Jackson Conti n'existe pas.
C'est un musicien fictif, né d'une rencontre improvisée autour d'une passion de la musique partagée par Otis JACKSON Jr et Ivan CONTI. Dit comme ça, on voit bien que ça n'arrange pas vraiment les chose pour qui veut comprendre qui se cache derrière ce pseudo.
Disons plutôt que nous avons d'un côté, un producteur californien de hip hop, très prolifique, toujours plein de projets dans la tête. Madlib, car c'est bien de lui qu'il s'agit, s'est rendu au Brésil, à Rio de Janeiro, histoire de produire quelques remixes, et en profiter pour rencontrer certains musiciens qui ont compté pour lui. C'est là qu'on doit s'intéresser au personnage qui se trouve en contre-champ : batteur aussi à l'aise en musique traditionnelle brésilienne qu'en pur jazz, membre fondateur et essentiel du groupe jazz/samba/expérimental des années 70 Azymüth, on se trouve face à celui qui se fait appeler Mamão (une sorte de Papaye).
Ce Jackson Conti n'existe donc pas vraiment. Ou alors il désigne une rencontre, une sorte de personnage bicéphale qui ne se sera formé que pour se pencher sur la réalisation d'un disque.

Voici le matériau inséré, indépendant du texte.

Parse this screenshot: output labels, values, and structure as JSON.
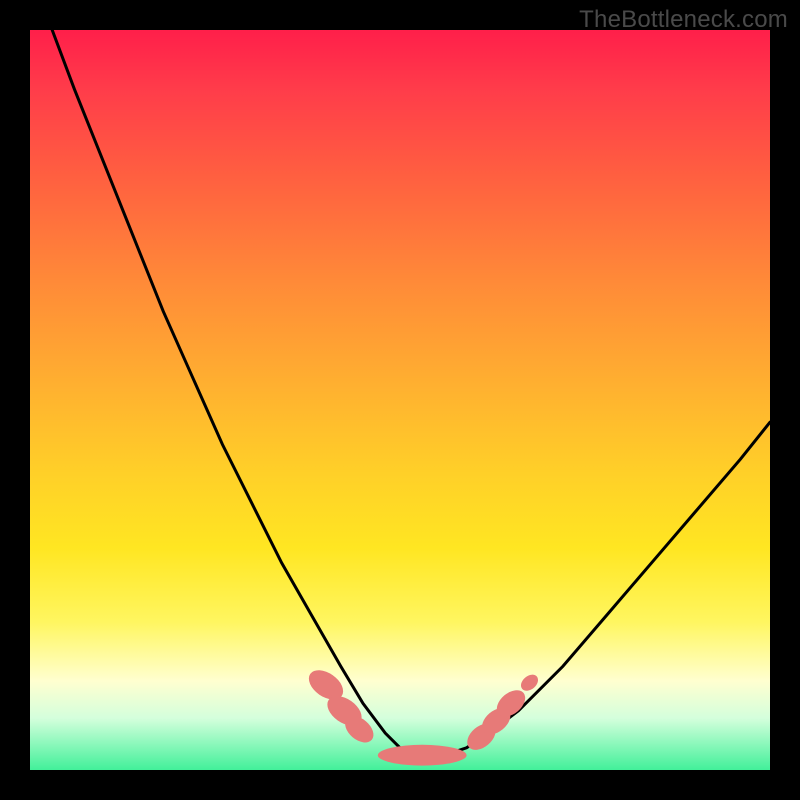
{
  "watermark": "TheBottleneck.com",
  "chart_data": {
    "type": "line",
    "title": "",
    "xlabel": "",
    "ylabel": "",
    "xlim": [
      0,
      100
    ],
    "ylim": [
      0,
      100
    ],
    "series": [
      {
        "name": "bottleneck-curve",
        "x": [
          3,
          6,
          10,
          14,
          18,
          22,
          26,
          30,
          34,
          38,
          42,
          45,
          48,
          50,
          53,
          56,
          59,
          62,
          66,
          72,
          78,
          84,
          90,
          96,
          100
        ],
        "y": [
          100,
          92,
          82,
          72,
          62,
          53,
          44,
          36,
          28,
          21,
          14,
          9,
          5,
          3,
          2,
          2,
          3,
          5,
          8,
          14,
          21,
          28,
          35,
          42,
          47
        ]
      }
    ],
    "markers": [
      {
        "name": "left-cluster-1",
        "cx": 40.0,
        "cy": 11.5,
        "rx": 1.6,
        "ry": 2.6,
        "rot": -55
      },
      {
        "name": "left-cluster-2",
        "cx": 42.5,
        "cy": 8.0,
        "rx": 1.6,
        "ry": 2.6,
        "rot": -55
      },
      {
        "name": "left-cluster-3",
        "cx": 44.5,
        "cy": 5.5,
        "rx": 1.4,
        "ry": 2.2,
        "rot": -50
      },
      {
        "name": "bottom-bar",
        "cx": 53.0,
        "cy": 2.0,
        "rx": 6.0,
        "ry": 1.4,
        "rot": 0
      },
      {
        "name": "right-cluster-1",
        "cx": 61.0,
        "cy": 4.5,
        "rx": 1.4,
        "ry": 2.2,
        "rot": 50
      },
      {
        "name": "right-cluster-2",
        "cx": 63.0,
        "cy": 6.6,
        "rx": 1.4,
        "ry": 2.2,
        "rot": 50
      },
      {
        "name": "right-cluster-3",
        "cx": 65.0,
        "cy": 9.0,
        "rx": 1.4,
        "ry": 2.2,
        "rot": 50
      },
      {
        "name": "right-speck",
        "cx": 67.5,
        "cy": 11.8,
        "rx": 0.9,
        "ry": 1.3,
        "rot": 50
      }
    ],
    "marker_color": "#e77a78",
    "curve_color": "#000000",
    "curve_width": 3
  }
}
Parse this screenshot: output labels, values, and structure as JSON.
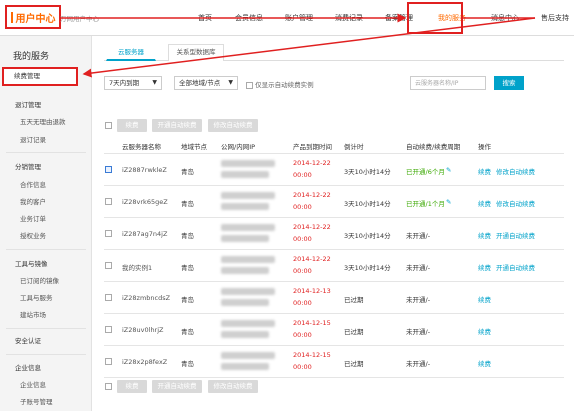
{
  "header": {
    "logo_text": "用户中心",
    "logo_sub": "万网用户中心",
    "nav": [
      {
        "label": "首页",
        "active": false
      },
      {
        "label": "会员信息",
        "active": false
      },
      {
        "label": "账户管理",
        "active": false
      },
      {
        "label": "消费记录",
        "active": false
      },
      {
        "label": "备案管理",
        "active": false
      },
      {
        "label": "我的服务",
        "active": true
      },
      {
        "label": "消息中心",
        "active": false
      },
      {
        "label": "售后支持",
        "active": false
      }
    ]
  },
  "sidebar": {
    "title": "我的服务",
    "current": "续费管理",
    "groups": [
      {
        "label": "退订管理",
        "items": [
          "五天无理由退款",
          "退订记录"
        ]
      },
      {
        "label": "分销管理",
        "items": [
          "合作信息",
          "我的客户",
          "业务订单",
          "授权业务"
        ]
      },
      {
        "label": "工具与镜像",
        "items": [
          "已订阅的镜像",
          "工具与服务",
          "建站市场"
        ]
      },
      {
        "label": "安全认证",
        "items": []
      },
      {
        "label": "企业信息",
        "items": [
          "企业信息",
          "子账号管理"
        ]
      }
    ]
  },
  "tabs": [
    {
      "label": "云服务器",
      "active": true
    },
    {
      "label": "关系型数据库",
      "active": false
    }
  ],
  "filters": {
    "period": "7天内到期",
    "region": "全部地域/节点",
    "auto_renew_only_label": "仅显示自动续费实例",
    "search_placeholder": "云服务器名称/IP",
    "search_button": "搜索"
  },
  "toolbar": {
    "renew": "续费",
    "enable_auto": "开通自动续费",
    "modify_auto": "修改自动续费"
  },
  "table": {
    "columns": [
      "云服务器名称",
      "地域节点",
      "公网/内网IP",
      "产品到期时间",
      "倒计时",
      "自动续费/续费周期",
      "操作"
    ],
    "rows": [
      {
        "name": "iZ2887rwkleZ",
        "region": "青岛",
        "expire_date": "2014-12-22",
        "expire_time": "00:00",
        "countdown": "3天10小时14分",
        "auto_renew": "已开通/6个月",
        "auto_on": true,
        "actions": [
          "续费",
          "修改自动续费"
        ]
      },
      {
        "name": "iZ28vrk65geZ",
        "region": "青岛",
        "expire_date": "2014-12-22",
        "expire_time": "00:00",
        "countdown": "3天10小时14分",
        "auto_renew": "已开通/1个月",
        "auto_on": true,
        "actions": [
          "续费",
          "修改自动续费"
        ]
      },
      {
        "name": "iZ287ag7n4jZ",
        "region": "青岛",
        "expire_date": "2014-12-22",
        "expire_time": "00:00",
        "countdown": "3天10小时14分",
        "auto_renew": "未开通/-",
        "auto_on": false,
        "actions": [
          "续费",
          "开通自动续费"
        ]
      },
      {
        "name": "我的实例1",
        "region": "青岛",
        "expire_date": "2014-12-22",
        "expire_time": "00:00",
        "countdown": "3天10小时14分",
        "auto_renew": "未开通/-",
        "auto_on": false,
        "actions": [
          "续费",
          "开通自动续费"
        ]
      },
      {
        "name": "iZ28zmbncdsZ",
        "region": "青岛",
        "expire_date": "2014-12-13",
        "expire_time": "00:00",
        "countdown": "已过期",
        "auto_renew": "未开通/-",
        "auto_on": false,
        "actions": [
          "续费"
        ]
      },
      {
        "name": "iZ28uv0lhrjZ",
        "region": "青岛",
        "expire_date": "2014-12-15",
        "expire_time": "00:00",
        "countdown": "已过期",
        "auto_renew": "未开通/-",
        "auto_on": false,
        "actions": [
          "续费"
        ]
      },
      {
        "name": "iZ28x2p8fexZ",
        "region": "青岛",
        "expire_date": "2014-12-15",
        "expire_time": "00:00",
        "countdown": "已过期",
        "auto_renew": "未开通/-",
        "auto_on": false,
        "actions": [
          "续费"
        ]
      }
    ]
  },
  "colors": {
    "accent": "#00a2ca",
    "highlight": "#e02020",
    "active_nav": "#ff6a00",
    "success": "#3aa800"
  }
}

Au moins, on peut affirmer que l'album Sujinho existe bien, lui.
Mélange informel de jazz, tirant parfois vers le hip hop, inspiré de standards brésiliens très connus, on imagine des sessions réalisées quasiment en prise directe, toujours un peu bancales, presque hésitantes, tout en étant étonnament cohérentes et transpirant la sincérité et la simplicité.
Mieux vaut ne pas chercher dans ce disque un son léché et planant comme celui d'Azymuth, ni des samples et des beats travaillés comme sur les albums de Jaylib ou du Beat konducta, on risquerait d'être déçu. En revanche, pour qui comprend un peu la culture carioca, ce disque n'est pas loin de toucher vraiment juste : on imagine bien les malandros dérouler leurs pas sur ces rythmes swinguants, soulignés par une basse subtile et un brin funky, les claviers simulent bien la petite brise rafraichissante qui s'imisse dans les rues qui bordent l'Aterro do Flamengo, les interventions mesurées de guitare décrivent bien le mouvement des palmes dans le vent... Et pourtant, on ne quitte jamais vraiment l'urbanité de la musique, comme on ne quitte jamais vraiment la ville du regard, même en s'enfonçant dans les forêts ou en s'élevant sur les morros.
Ce disque est du coup absolument impeccable dans sa représentation d'une musique instinctive, faite en un lieu précis, à un moment donné. Il est bouillonnant, mais ne s'éparpille pas, il est simple mais tellemet riche.
C'est le genre de disque qu'on ne ressort pas souvent, mais qu'on ne regrette jamais d'avoir choisi.